Institute of Cytology, Russian Academy of Sciences, Group of Bioinformatics and Functional Genomics, St Petersburg, Russia.
Funct Integr Genomics. 2010 Nov;10(4):433-46. doi: 10.1007/s10142-010-0180-5. Epub 2010 Jul 13.
Polyploid cells show great among-species and among-tissues diversity and relation to developmental mode, suggesting their importance in adaptive evolution and developmental programming. At the same time, excessive polyploidization is a hallmark of functional impairment, aging, growth disorders, and numerous pathologies including cancer and cardiac diseases. To shed light on this paradox and to find out how polyploidy contributes to organ functions, we review here the ploidy-associated shifts in activity of narrowly expressed (tissue specific) genes in human and mouse heart and liver, which have the reciprocal pattern of polyploidization. For this purpose, we use the modular biology approach and genome-scale cross-species comparison. It is evident from this review that heart and liver show similar traits in response to polyploidization. In both organs, polyploidy protects vitality (mainly due to the activation of sirtuin-mediated pathways), triggers the reserve adenosine-5'-triphosphate (ATP) production, and sustains tissue-specific functions by switching them to energy saving mode. In heart, the strongest effects consisted in the concerted up-regulation of contractile proteins and substitution of energy intensive proteins with energy economic ones. As a striking example, the energy intensive alpha myosin heavy chain (providing fast contraction) decreased its expression by a factor of 10, allowing a 270-fold increase of expression of beta myosin heavy chain (providing slow contraction), which has approximately threefold lower ATP-hydrolyzing activity.

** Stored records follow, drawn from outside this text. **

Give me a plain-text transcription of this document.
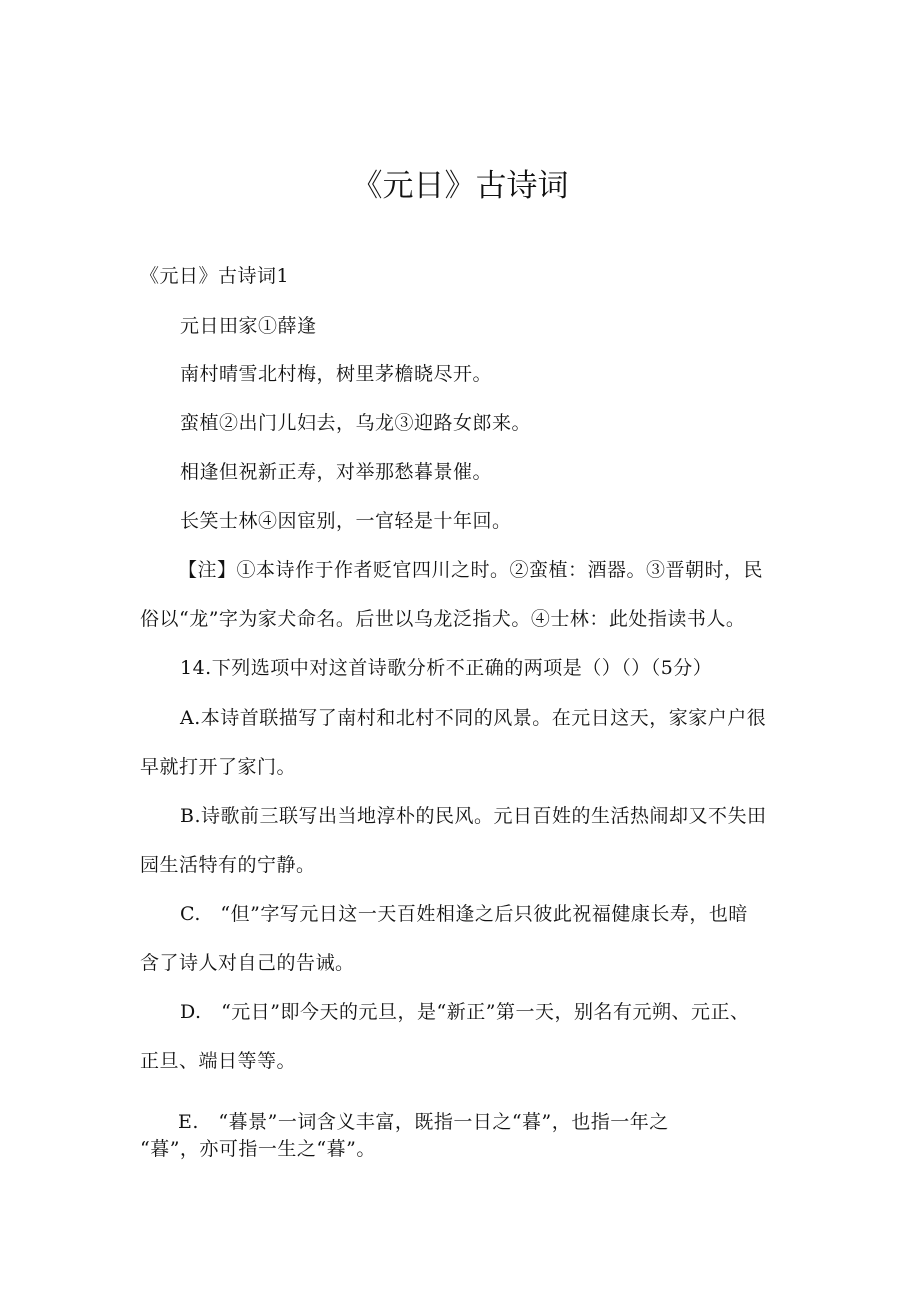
《元日》古诗词

《元日》古诗词1

元日田家①薛逢

南村晴雪北村梅，树里茅檐晓尽开。

蛮植②出门儿妇去，乌龙③迎路女郎来。

相逢但祝新正寿，对举那愁暮景催。

长笑士林④因宦别，一官轻是十年回。

【注】①本诗作于作者贬官四川之时。②蛮植：酒器。③晋朝时，民

俗以“龙”字为家犬命名。后世以乌龙泛指犬。④士林：此处指读书人。

14.下列选项中对这首诗歌分析不正确的两项是（）（）（5分）

A.本诗首联描写了南村和北村不同的风景。在元日这天，家家户户很

早就打开了家门。

B.诗歌前三联写出当地淳朴的民风。元日百姓的生活热闹却又不失田

园生活特有的宁静。

C.　“但”字写元日这一天百姓相逢之后只彼此祝福健康长寿，也暗

含了诗人对自己的告诫。

D.　“元日”即今天的元旦，是“新正”第一天，别名有元朔、元正、

正旦、端日等等。

E.　“暮景”一词含义丰富，既指一日之“暮”，也指一年之

“暮”，亦可指一生之“暮”。
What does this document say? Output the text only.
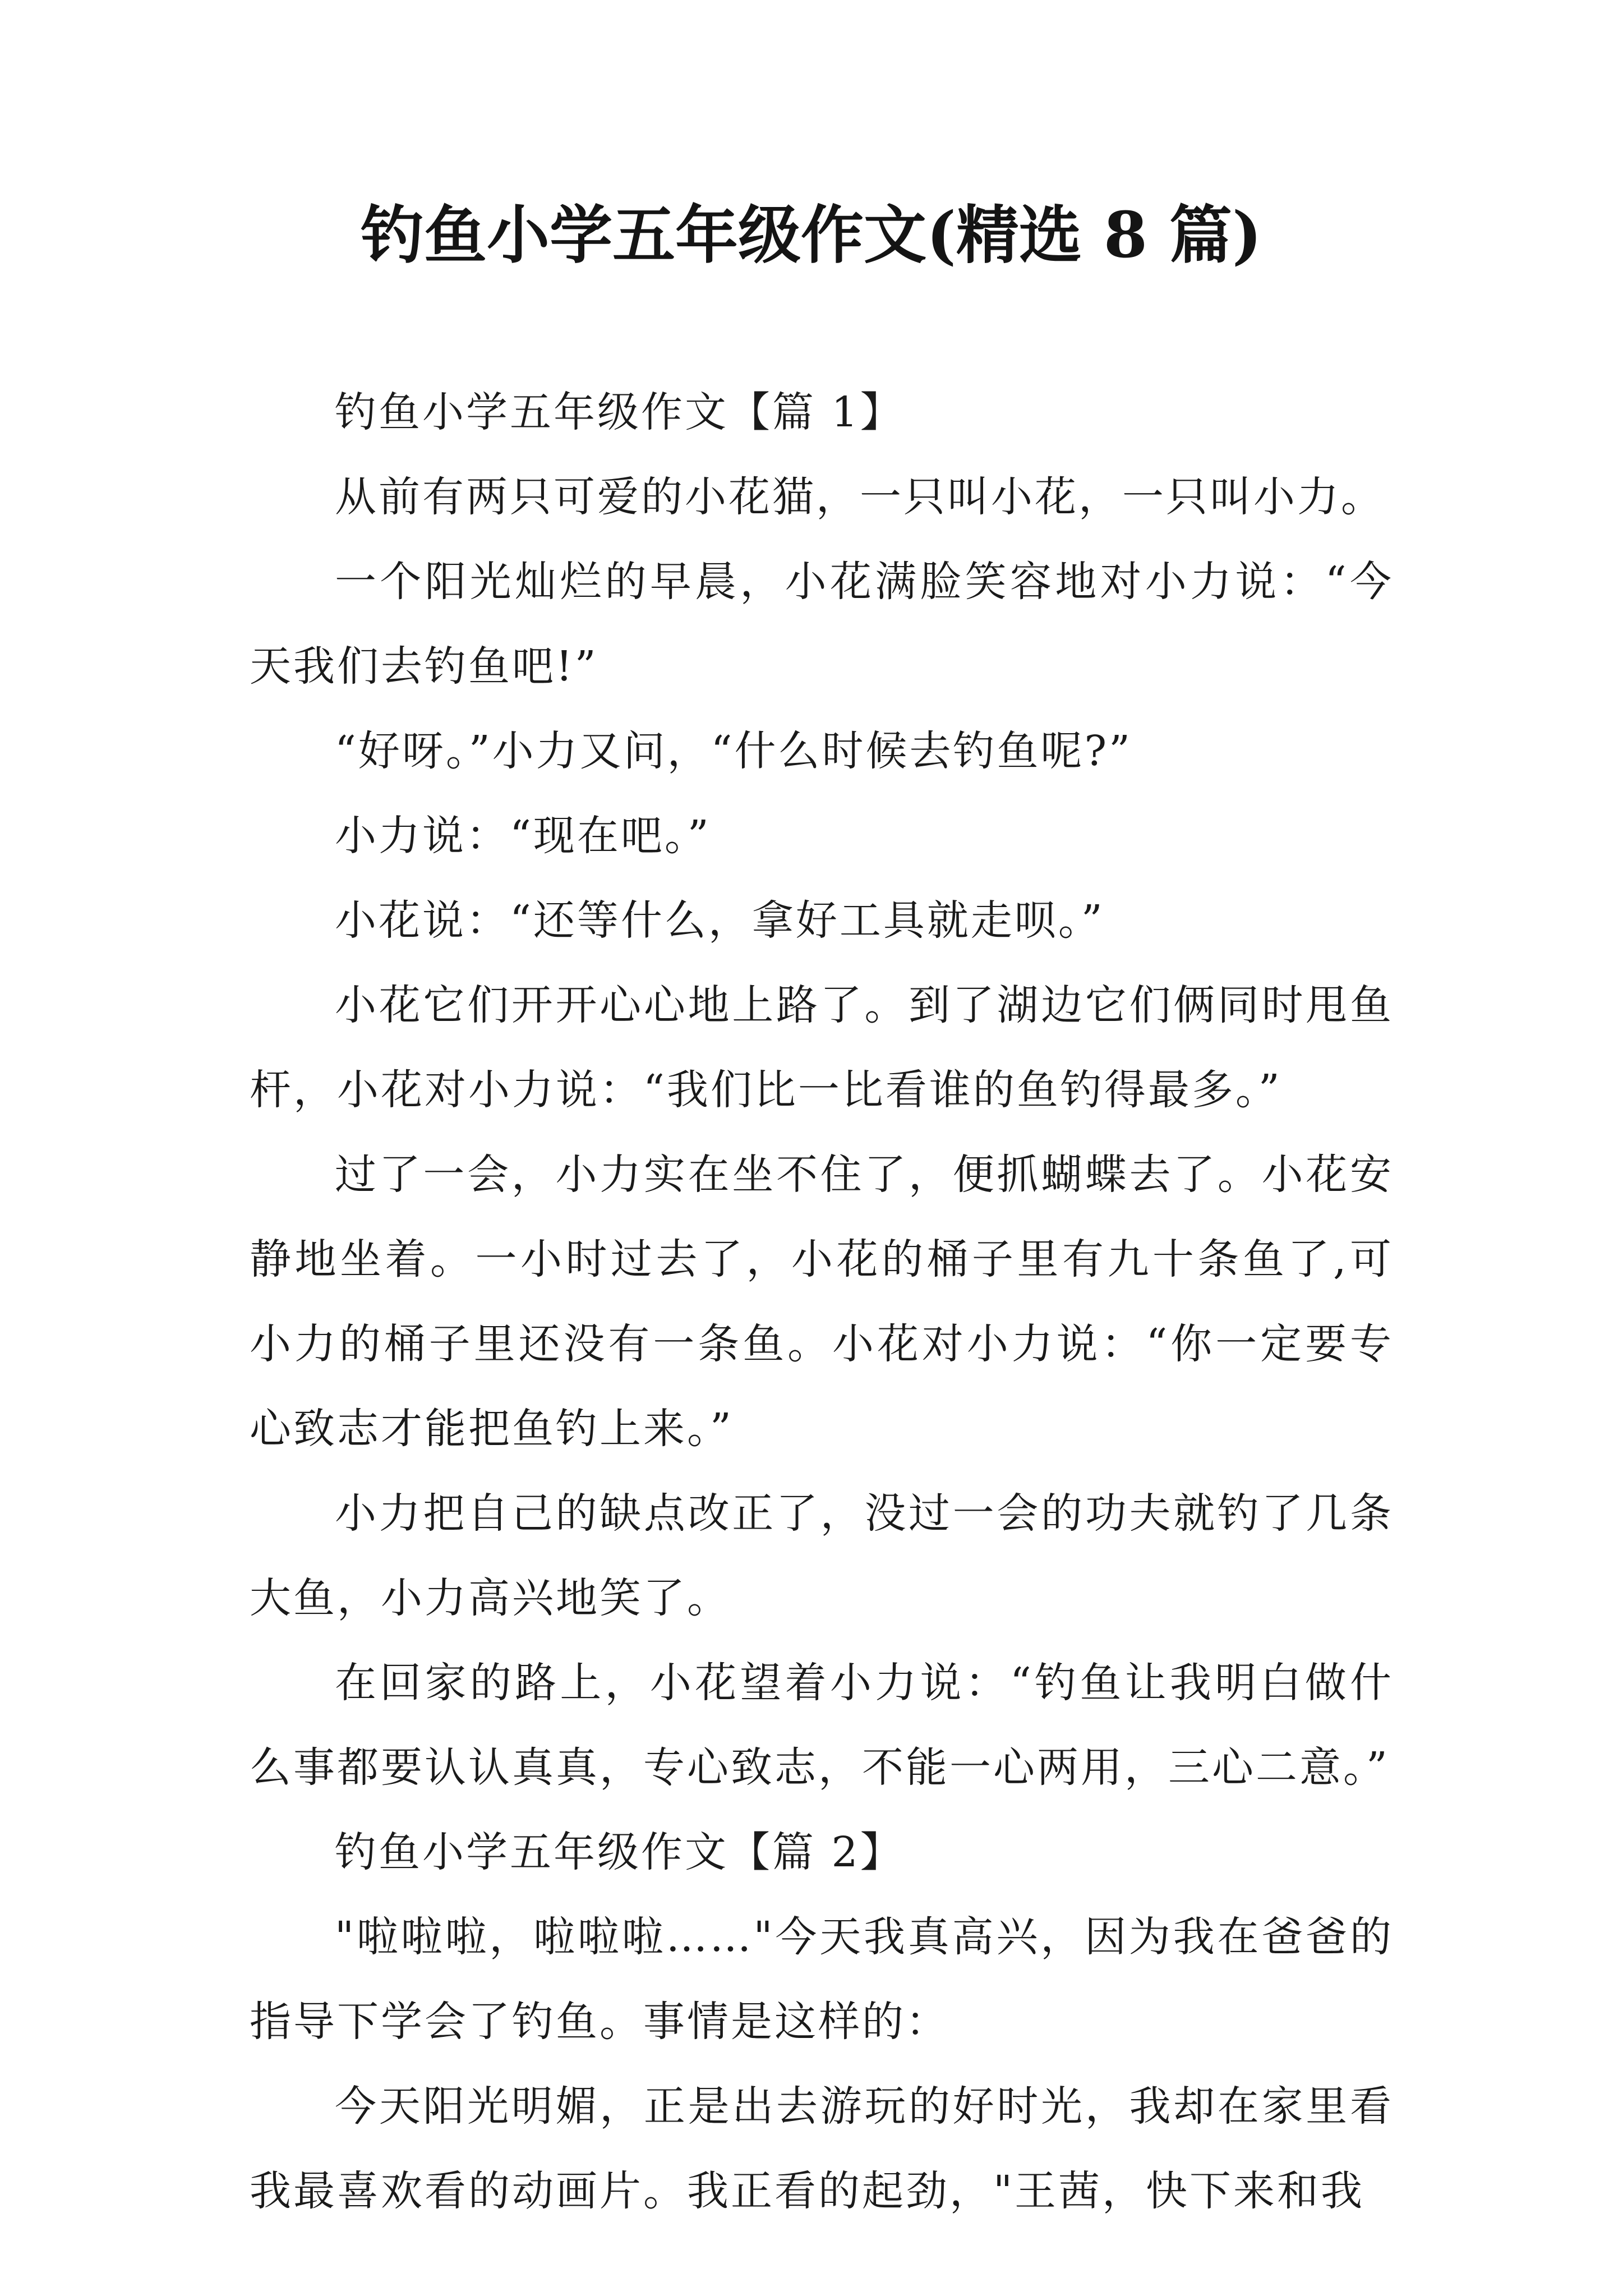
钓鱼小学五年级作文(精选 8 篇)

钓鱼小学五年级作文【篇 1】

从前有两只可爱的小花猫，一只叫小花，一只叫小力。

一个阳光灿烂的早晨，小花满脸笑容地对小力说：“今天我们去钓鱼吧!”

“好呀。”小力又问，“什么时候去钓鱼呢?”

小力说：“现在吧。”

小花说：“还等什么，拿好工具就走呗。”

小花它们开开心心地上路了。到了湖边它们俩同时甩鱼杆，小花对小力说：“我们比一比看谁的鱼钓得最多。”

过了一会，小力实在坐不住了，便抓蝴蝶去了。小花安静地坐着。一小时过去了，小花的桶子里有九十条鱼了,可小力的桶子里还没有一条鱼。小花对小力说：“你一定要专心致志才能把鱼钓上来。”

小力把自己的缺点改正了，没过一会的功夫就钓了几条大鱼，小力高兴地笑了。

在回家的路上，小花望着小力说：“钓鱼让我明白做什么事都要认认真真，专心致志，不能一心两用，三心二意。”

钓鱼小学五年级作文【篇 2】

"啦啦啦，啦啦啦……"今天我真高兴，因为我在爸爸的指导下学会了钓鱼。事情是这样的：

今天阳光明媚，正是出去游玩的好时光，我却在家里看我最喜欢看的动画片。我正看的起劲，"王茜，快下来和我
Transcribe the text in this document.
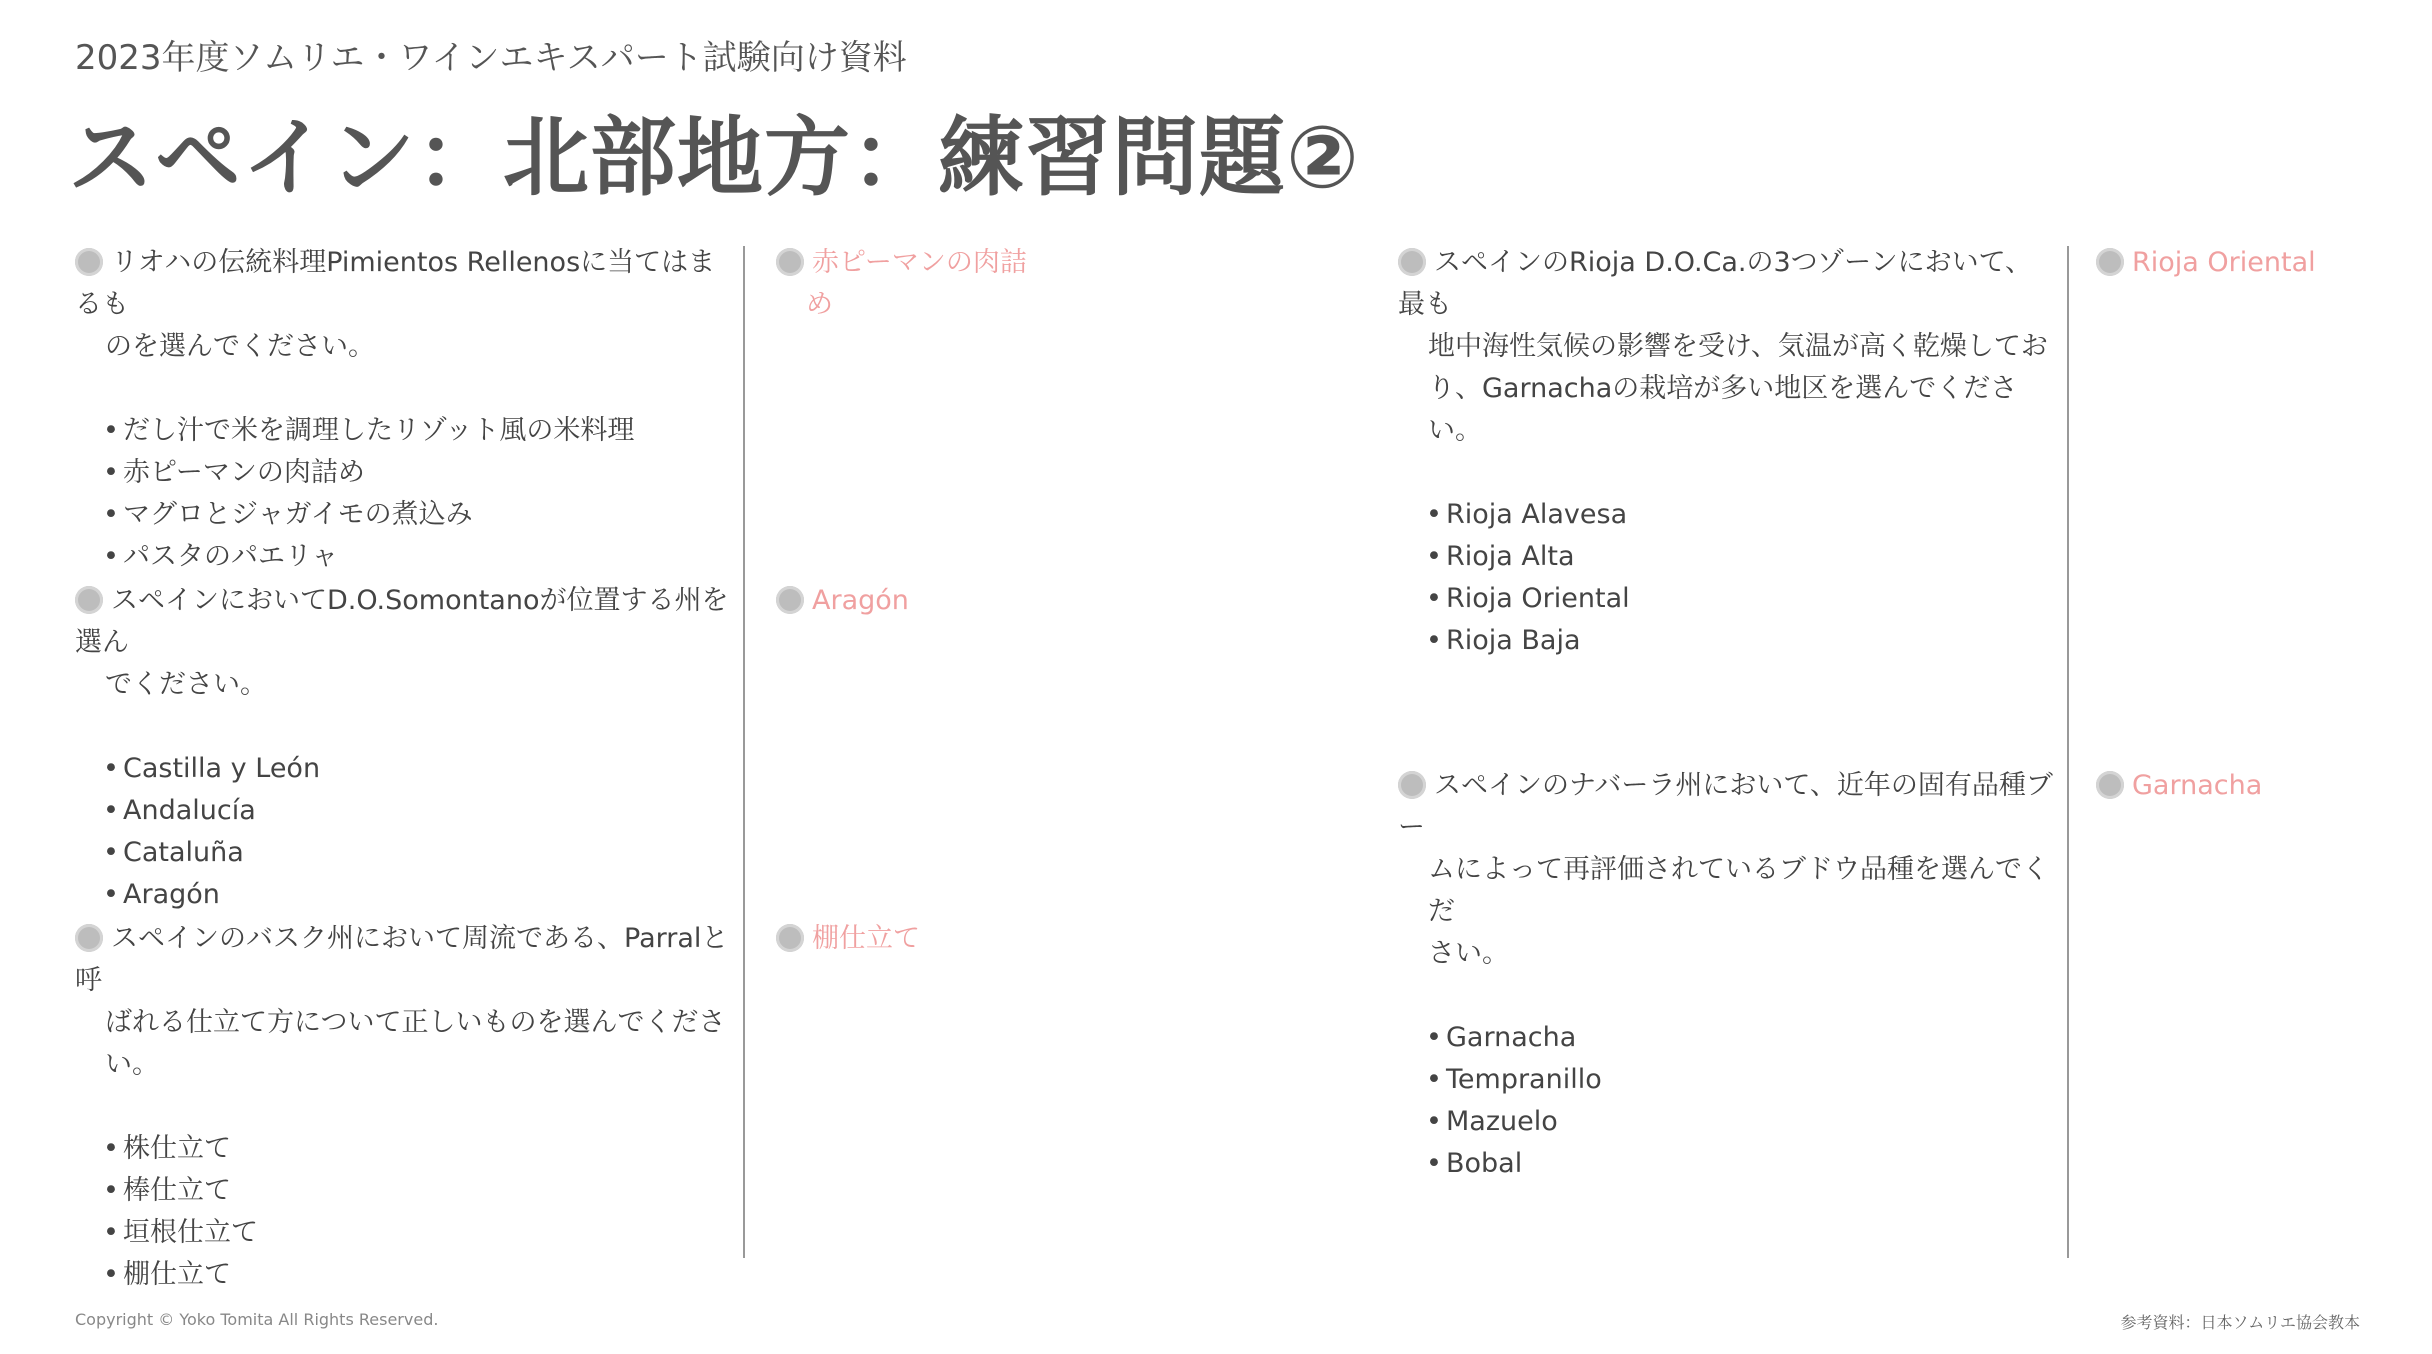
2023年度ソムリエ・ワインエキスパート試験向け資料
スペイン：北部地方：練習問題②
リオハの伝統料理Pimientos Rellenosに当てはまるも
のを選んでください。
• だし汁で米を調理したリゾット風の米料理
• 赤ピーマンの肉詰め
• マグロとジャガイモの煮込み
• パスタのパエリャ
赤ピーマンの肉詰
め
スペインにおいてD.O.Somontanoが位置する州を選ん
でください。
• Castilla y León
• Andalucía
• Cataluña
• Aragón
Aragón
スペインのバスク州において周流である、Parralと呼
ばれる仕立て方について正しいものを選んでくださ
い。
• 株仕立て
• 棒仕立て
• 垣根仕立て
• 棚仕立て
棚仕立て
スペインのRioja D.O.Ca.の3つゾーンにおいて、最も
地中海性気候の影響を受け、気温が高く乾燥してお
り、Garnachaの栽培が多い地区を選んでください。
• Rioja Alavesa
• Rioja Alta
• Rioja Oriental
• Rioja Baja
Rioja Oriental
スペインのナバーラ州において、近年の固有品種ブー
ムによって再評価されているブドウ品種を選んでくだ
さい。
• Garnacha
• Tempranillo
• Mazuelo
• Bobal
Garnacha
Copyright © Yoko Tomita All Rights Reserved.	参考資料：日本ソムリエ協会教本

The liver showed the enhancement of immunity, reactive oxygen species and xenobiotic detoxication, and numerous metabolic adaptations to long-term energy depletion. Thus, somatic polyploidy may be an ingenious evolutionary instrument for fast adaptation to stress and new environments allowing trade-offs between high functional demand, stress, and energy depletion.
多倍体细胞在物种间和组织间表现出很大的多样性,并与发育模式有关,这表明它们在适应性进化和发育编程中具有重要作用。同时,过度的多倍化是功能障碍、衰老、生长障碍和许多病理的标志,包括癌症和心脏病。为了阐明这一悖论,并找出多倍体如何有助于器官功能,我们在这里回顾了人类和小鼠心脏和肝脏中狭窄表达(组织特异性)基因活性与多倍体相关的变化,这些基因的多倍体化具有相反的模式。为此,我们使用了模块化生物学方法和全基因组跨物种比较。从这个综述中可以明显看出,心脏和肝脏对多倍体化的反应具有相似的特征。在这两个器官中,多倍体保护活力(主要是由于激活了 sirtuin 介导的途径),触发储备腺苷-5'-三磷酸(ATP)的产生,并通过将它们切换到节能模式来维持组织特异性功能。在心脏中,最强的作用包括收缩蛋白的协同上调和用节能蛋白替代能量密集型蛋白。作为一个显著的例子,能量密集型的α肌球蛋白重链(提供快速收缩)的表达减少了 10 倍,允许β肌球蛋白重链(提供缓慢收缩)的表达增加了 270 倍,后者的 ATP 水解活性大约低三倍。肝脏表现出增强的免疫、活性氧和外来化合物解毒,以及许多代谢适应以应对长期能量耗竭。因此,体细胞多倍体可能是一种巧妙的进化工具,可快速适应压力和新环境,从而在高功能需求、压力和能量耗竭之间进行权衡。